Linguiste américain d'origine russe.
Premier fils d'une famille de la classe moyenne supérieure de Moscou, Roman Jakobson a montré un talent et un intérêt extraordinaires pour les langues et la littérature dès le début de ses années d'école. Avant 1914, année où il a commencé ses études à l'Université de Moscou, il a établi des contacts avec le peintre Kazimir Malevitch (1878-1935), le poète Vladimir Mayakovsky (1893-1930), le peintre et poète Alexei Kruchenykh (1886-1969), le poète Velemir Khlebnikov (1885–1922), ainsi que d'autres auteurs et artistes de l'avant-garde russe, écrivit lui-même une poésie phonétique radicale «transrationnelle» (zaum) dans le style du futurisme russe.

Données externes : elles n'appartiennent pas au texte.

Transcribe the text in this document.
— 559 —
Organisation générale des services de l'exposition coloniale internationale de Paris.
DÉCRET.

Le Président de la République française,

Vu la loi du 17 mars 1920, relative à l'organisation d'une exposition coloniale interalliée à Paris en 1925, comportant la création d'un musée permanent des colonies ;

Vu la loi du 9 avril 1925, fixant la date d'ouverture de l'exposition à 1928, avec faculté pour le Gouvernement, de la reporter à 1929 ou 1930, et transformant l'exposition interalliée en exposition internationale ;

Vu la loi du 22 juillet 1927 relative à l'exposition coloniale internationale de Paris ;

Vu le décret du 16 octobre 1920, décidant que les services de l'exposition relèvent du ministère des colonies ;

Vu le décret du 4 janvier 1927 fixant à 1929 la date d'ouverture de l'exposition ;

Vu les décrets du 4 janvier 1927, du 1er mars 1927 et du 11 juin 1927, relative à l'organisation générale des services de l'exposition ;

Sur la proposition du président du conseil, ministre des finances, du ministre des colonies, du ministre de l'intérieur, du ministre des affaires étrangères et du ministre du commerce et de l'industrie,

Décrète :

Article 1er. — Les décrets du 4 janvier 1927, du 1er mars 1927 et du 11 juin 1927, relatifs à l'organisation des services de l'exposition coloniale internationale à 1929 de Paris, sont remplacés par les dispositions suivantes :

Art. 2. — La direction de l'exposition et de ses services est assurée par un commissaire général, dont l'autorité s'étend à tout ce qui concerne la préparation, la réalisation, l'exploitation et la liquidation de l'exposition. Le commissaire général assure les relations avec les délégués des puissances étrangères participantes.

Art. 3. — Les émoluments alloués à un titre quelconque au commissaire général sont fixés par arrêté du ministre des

Dans le même temps, il a poursuivi ses intérêts pour la dialectologie et le folklore russes et, de plus en plus, la linguistique structurelle émergente. En 1915, il fut cofondateur du Cercle linguistique de Moscou.
Le changement de régime en 1917 a apporté des opportunités pour Jakobson dans le service extérieur soviétique émergent. En 1920, il fut affecté à un avant-poste diplomatique à Tallinn (Estonie) et, la même année, à la mission de la Croix-Rouge soviétique à Prague, où il se rendit en juillet 1920, pour finalement vivre en Tchécoslovaquie jusqu'en avril 1939. Ses années tchécoslovaques parallèles à ses débuts ans à Moscou. Tout en étant étroitement lié à l'avant-garde tchèque, il poursuit intensivement ses intérêts académiques, participant, entre autres, à la fondation du Cercle linguistique de Prague en 1926, un groupe de linguistes et de théoriciens littéraires qui ont apporté une contribution majeure aux fondements du structuralisme européen. Un domaine clé était l'étude du langage poétique; un autre accent était mis sur la structure sonore des langues. Avec un autre linguiste russe émigré, Nikolai Trubetskoy (1890–1938), qui vivait à Vienne, Jakobson a travaillé sur le développement de la phonologie, une discipline concernée par l'énoncé des lois régissant la structure des systèmes sonores à travers les langues. Dans les années 1920, Jakobson était actif à Prague, poursuivant ses projets en tant qu'employé de la représentation soviétique à Prague, mais il a déménagé à Brno en 1933 pour devenir professeur à la nouvelle université Masaryk.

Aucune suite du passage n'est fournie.